October 26
2005
More Galloway
» Posted on October 26, 2005 10:09 PM » Category: Iraq

David T reprints Nick Cohen's aposite question in today's Evening Standard:


I want to ask a question of my own: would you think worse of Mr Galloway if the Americans were right and he was corrupt? I wouldn't. Corruption is deplorable, but it is a common human vice. Is it better to grovel before fascists because you've been paid to grovel before them? Or because you sincerely believe in their courage, strength and indefatigability?

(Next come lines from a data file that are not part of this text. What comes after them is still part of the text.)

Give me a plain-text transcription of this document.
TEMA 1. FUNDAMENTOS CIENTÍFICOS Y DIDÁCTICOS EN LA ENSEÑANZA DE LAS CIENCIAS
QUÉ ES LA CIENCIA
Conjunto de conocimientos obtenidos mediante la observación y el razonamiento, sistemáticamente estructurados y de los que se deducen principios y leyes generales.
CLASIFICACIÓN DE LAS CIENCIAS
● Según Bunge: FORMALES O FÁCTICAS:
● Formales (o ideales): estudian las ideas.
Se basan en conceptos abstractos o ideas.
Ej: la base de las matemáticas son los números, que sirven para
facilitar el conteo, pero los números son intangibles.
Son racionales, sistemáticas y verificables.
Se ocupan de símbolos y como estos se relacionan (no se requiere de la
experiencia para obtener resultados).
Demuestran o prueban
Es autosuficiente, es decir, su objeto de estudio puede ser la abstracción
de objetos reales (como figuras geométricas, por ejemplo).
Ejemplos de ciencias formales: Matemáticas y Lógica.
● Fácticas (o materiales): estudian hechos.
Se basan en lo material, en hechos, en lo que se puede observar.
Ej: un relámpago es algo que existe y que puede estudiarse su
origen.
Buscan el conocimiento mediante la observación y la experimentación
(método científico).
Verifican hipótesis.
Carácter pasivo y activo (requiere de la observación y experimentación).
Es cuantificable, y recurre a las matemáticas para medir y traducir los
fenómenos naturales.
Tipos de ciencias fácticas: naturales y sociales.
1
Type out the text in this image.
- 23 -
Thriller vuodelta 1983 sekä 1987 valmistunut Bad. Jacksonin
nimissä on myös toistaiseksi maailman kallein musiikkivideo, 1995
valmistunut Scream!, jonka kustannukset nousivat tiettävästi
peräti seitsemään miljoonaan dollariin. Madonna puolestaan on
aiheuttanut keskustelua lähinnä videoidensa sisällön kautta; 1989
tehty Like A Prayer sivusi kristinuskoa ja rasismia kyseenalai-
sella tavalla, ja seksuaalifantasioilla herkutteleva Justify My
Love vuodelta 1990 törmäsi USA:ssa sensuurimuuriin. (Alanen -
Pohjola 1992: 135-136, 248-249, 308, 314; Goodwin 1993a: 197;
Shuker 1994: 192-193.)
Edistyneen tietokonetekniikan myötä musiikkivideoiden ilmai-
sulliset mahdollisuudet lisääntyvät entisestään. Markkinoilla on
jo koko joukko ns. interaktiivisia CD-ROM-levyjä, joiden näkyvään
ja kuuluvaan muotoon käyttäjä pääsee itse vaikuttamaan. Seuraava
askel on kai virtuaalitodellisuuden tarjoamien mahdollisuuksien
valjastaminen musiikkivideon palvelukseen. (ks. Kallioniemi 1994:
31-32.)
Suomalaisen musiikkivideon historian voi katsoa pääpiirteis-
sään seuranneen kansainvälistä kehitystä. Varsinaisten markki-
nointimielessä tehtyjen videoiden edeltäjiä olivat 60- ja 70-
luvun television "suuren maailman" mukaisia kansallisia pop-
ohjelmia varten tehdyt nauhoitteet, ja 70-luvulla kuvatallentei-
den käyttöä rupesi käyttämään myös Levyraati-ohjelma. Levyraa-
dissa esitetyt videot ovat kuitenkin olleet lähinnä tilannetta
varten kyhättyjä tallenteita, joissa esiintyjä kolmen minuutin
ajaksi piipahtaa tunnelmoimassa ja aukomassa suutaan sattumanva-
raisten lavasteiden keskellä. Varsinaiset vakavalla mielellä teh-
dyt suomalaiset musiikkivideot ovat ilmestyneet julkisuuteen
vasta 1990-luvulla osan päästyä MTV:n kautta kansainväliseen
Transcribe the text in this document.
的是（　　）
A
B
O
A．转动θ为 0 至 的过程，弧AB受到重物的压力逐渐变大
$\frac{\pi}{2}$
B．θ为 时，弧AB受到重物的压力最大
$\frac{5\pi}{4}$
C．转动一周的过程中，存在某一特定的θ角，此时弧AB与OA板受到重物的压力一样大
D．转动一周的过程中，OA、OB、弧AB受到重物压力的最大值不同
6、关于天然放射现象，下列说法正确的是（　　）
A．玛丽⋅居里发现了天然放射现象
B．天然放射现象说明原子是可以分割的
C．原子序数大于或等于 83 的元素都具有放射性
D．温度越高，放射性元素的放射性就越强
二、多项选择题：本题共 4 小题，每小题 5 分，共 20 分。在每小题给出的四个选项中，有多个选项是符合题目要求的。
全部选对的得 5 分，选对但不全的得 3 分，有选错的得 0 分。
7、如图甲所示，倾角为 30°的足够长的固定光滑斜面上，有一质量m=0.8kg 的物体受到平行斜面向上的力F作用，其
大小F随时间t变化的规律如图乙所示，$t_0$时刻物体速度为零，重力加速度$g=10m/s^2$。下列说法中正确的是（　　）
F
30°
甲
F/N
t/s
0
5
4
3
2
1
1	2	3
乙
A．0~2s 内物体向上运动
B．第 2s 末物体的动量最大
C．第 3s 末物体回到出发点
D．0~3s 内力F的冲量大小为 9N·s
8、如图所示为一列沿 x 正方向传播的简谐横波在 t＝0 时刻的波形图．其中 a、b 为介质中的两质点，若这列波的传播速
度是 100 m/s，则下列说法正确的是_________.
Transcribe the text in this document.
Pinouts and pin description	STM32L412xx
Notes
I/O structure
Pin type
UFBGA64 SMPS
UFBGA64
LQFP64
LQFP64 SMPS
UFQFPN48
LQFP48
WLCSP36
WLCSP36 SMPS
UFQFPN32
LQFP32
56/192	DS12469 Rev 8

The questions aren't only for Mr Galloway. With a few honourable exceptions, the anti-war movement has accepted the leadership of an apologist for totalitarianism. Most of the newspapers have praised him or left him alose. The fearsome interviewers of the BBC have never given him a proper grilling.

People look back at the 20th century and marvel at the Tories who sucked up to Hitler and the socialists who sucked up to Stalin. We think we've learned the lessons of the past and are better than them.

Quite. As Christopher Hitchens puts it:


I wonder if any of those who furnished him a platform will now have the grace to admit that they were hosting a man who is not just a pimp for fascism but one of its prostitutes as well.

I'd also recommend reading David Blair's piece. It was Blair who unearthed the original Galloway documents in Baghdad - the veracity of which were not questioned by the High Court judgement, whatever Galloway might wish:


Following publication of the documents in The Daily Telegraph, Mr Galloway successfully sued and won damages of £150,000. Yet anyone who listened to the MP's public statements would never have guessed two crucial facts. First, Mr Galloway's lawyers did not challenge the authenticity of the documents. Second, they did not question my account of how I found them.

Turning to the authenticity issue: shortly after I brought the documents to London, the Telegraph commissioned a forensic examination that helped show they were genuine. But, as the documents' authenticity was not disputed by Mr Galloway's lawyers - they argued that it was "irrelevant" - this evidence was never introduced in the libel trial.